Today’s Devotional
A man sits in his car in the driveway after work, engine off, hands still on the wheel. He has been there four minutes. Inside the house, dinner is almost ready and someone will ask how his day was, and he will say fine. He has been saying fine for weeks. The honest answer is longer and harder, and he is not sure anyone wants to hear it, including himself.
Most of us know that driveway. The pause before we go back to being the person everyone expects. The exhale we take alone because we have trained ourselves to believe that carrying things silently is the same as being strong. Psalm 62:8 says something so direct it almost feels rude: “Pour out your hearts to him.” Not organize your thoughts.
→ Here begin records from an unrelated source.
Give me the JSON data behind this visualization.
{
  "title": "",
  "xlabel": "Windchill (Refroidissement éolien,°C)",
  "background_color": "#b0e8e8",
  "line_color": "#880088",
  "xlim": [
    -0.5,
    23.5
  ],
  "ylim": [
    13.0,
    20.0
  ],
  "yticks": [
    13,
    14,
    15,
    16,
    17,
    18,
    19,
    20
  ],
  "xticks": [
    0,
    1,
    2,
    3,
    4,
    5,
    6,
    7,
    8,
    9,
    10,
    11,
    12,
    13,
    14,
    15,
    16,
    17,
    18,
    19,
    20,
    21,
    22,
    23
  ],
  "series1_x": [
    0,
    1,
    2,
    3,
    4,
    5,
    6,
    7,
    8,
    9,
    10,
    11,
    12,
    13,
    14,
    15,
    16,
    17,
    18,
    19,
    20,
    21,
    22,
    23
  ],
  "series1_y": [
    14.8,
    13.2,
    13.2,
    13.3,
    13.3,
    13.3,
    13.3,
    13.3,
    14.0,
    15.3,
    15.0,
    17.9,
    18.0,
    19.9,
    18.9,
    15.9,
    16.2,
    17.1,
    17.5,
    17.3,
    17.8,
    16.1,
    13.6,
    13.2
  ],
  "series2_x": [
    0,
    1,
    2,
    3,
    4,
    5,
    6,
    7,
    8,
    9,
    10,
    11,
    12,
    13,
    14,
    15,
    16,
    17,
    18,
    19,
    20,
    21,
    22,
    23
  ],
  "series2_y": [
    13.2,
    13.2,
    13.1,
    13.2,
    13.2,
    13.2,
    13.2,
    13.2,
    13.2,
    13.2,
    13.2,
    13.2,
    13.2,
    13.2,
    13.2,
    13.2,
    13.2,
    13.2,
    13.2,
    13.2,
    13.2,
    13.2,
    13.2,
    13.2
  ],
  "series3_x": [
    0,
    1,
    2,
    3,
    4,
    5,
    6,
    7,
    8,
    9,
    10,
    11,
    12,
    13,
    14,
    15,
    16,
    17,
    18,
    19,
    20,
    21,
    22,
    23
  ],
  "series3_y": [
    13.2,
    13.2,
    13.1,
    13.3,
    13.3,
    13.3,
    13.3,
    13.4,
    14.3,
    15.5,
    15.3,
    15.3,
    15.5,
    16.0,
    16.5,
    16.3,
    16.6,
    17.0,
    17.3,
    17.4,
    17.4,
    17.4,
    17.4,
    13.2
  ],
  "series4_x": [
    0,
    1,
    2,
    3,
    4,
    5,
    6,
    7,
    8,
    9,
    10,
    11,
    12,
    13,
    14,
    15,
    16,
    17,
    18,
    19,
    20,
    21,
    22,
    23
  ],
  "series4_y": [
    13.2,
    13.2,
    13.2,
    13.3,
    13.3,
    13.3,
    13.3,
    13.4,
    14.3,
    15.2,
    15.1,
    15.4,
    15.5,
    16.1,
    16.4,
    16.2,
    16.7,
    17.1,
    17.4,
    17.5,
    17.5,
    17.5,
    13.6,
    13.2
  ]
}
Not present your case. Pour out. The verb is messy on purpose. David, who wrote this psalm, understood that what we hold inside does not stay contained forever. It leaks into short tempers, sleepless nights, the slow withdrawal from people who love us.
And then three words at the end that change everything: “God is our refuge.” A refuge is a place where you set things down, where composure is not required and performance has no audience. The pouring out is itself an act of trust, the first movement toward believing that someone can hold what you have been gripping with both hands. You do not have to arrive at God with your feelings sorted. You arrive with them spilling over, and he calls that faith.
Time to reflect
These questions ask for more than quick answers. Stay with the ones that press.
- What are you carrying right now that you have not said out loud to anyone, including God?
- When you imagine pouring out your heart honestly, what specific feeling makes you hesitate: fear of being too much, fear of losing control, or something else?
- Who in your life has earned the right to hear your honest answer, and when did you last give them one?
- Where did you first learn that keeping things inside was the responsible thing to do?
Prayer Of The Day
God, I have been holding things tightly for longer than I can remember. I have mistaken silence for strength, and composure for faith. I do not even know how to begin saying what is real, because I have practiced the acceptable version for so long. Teach me that you are not waiting for me to have the right words. You are waiting for the honest ones. I want to trust you with the parts of my life I have not shown anyone. Give me the courage to set down what I have been carrying and to believe that your hands are steady enough to hold it. In Jesus’ name, we pray. Amen.
Strengthening Faith
Trust grows in small, deliberate acts of unclenching. These are ways to practice today.
- Read Psalm 62 in full, slowly. Notice how many times David returns to the word “rest.” Write down which line mirrors where you are right now.
- Identify one thing you have been carrying alone this week. Before the day ends, say it out loud, even if only to God in a room by yourself.
- The next time someone asks how you are, replace “fine” with one true sentence. It does not have to be dramatic. “I am tired” counts.
- Sit in silence for five minutes with your palms open on your knees. Do not pray words. Let the posture say what your mouth finds difficult.
- Think of someone you suspect is carrying something heavy alone. Send them a message that says only: “You do not have to have it together around me.”
- Tonight, before you sleep, name three things you have been gripping tightly. After each one, say: “I release this to you.”
Today Wisdom
Pouring out is the shape trust takes when it stops performing. Every honest word spoken to God is a hand unclenching, and what falls from the open palm was never yours to secure. The refuge was always closer than composure allowed you to notice.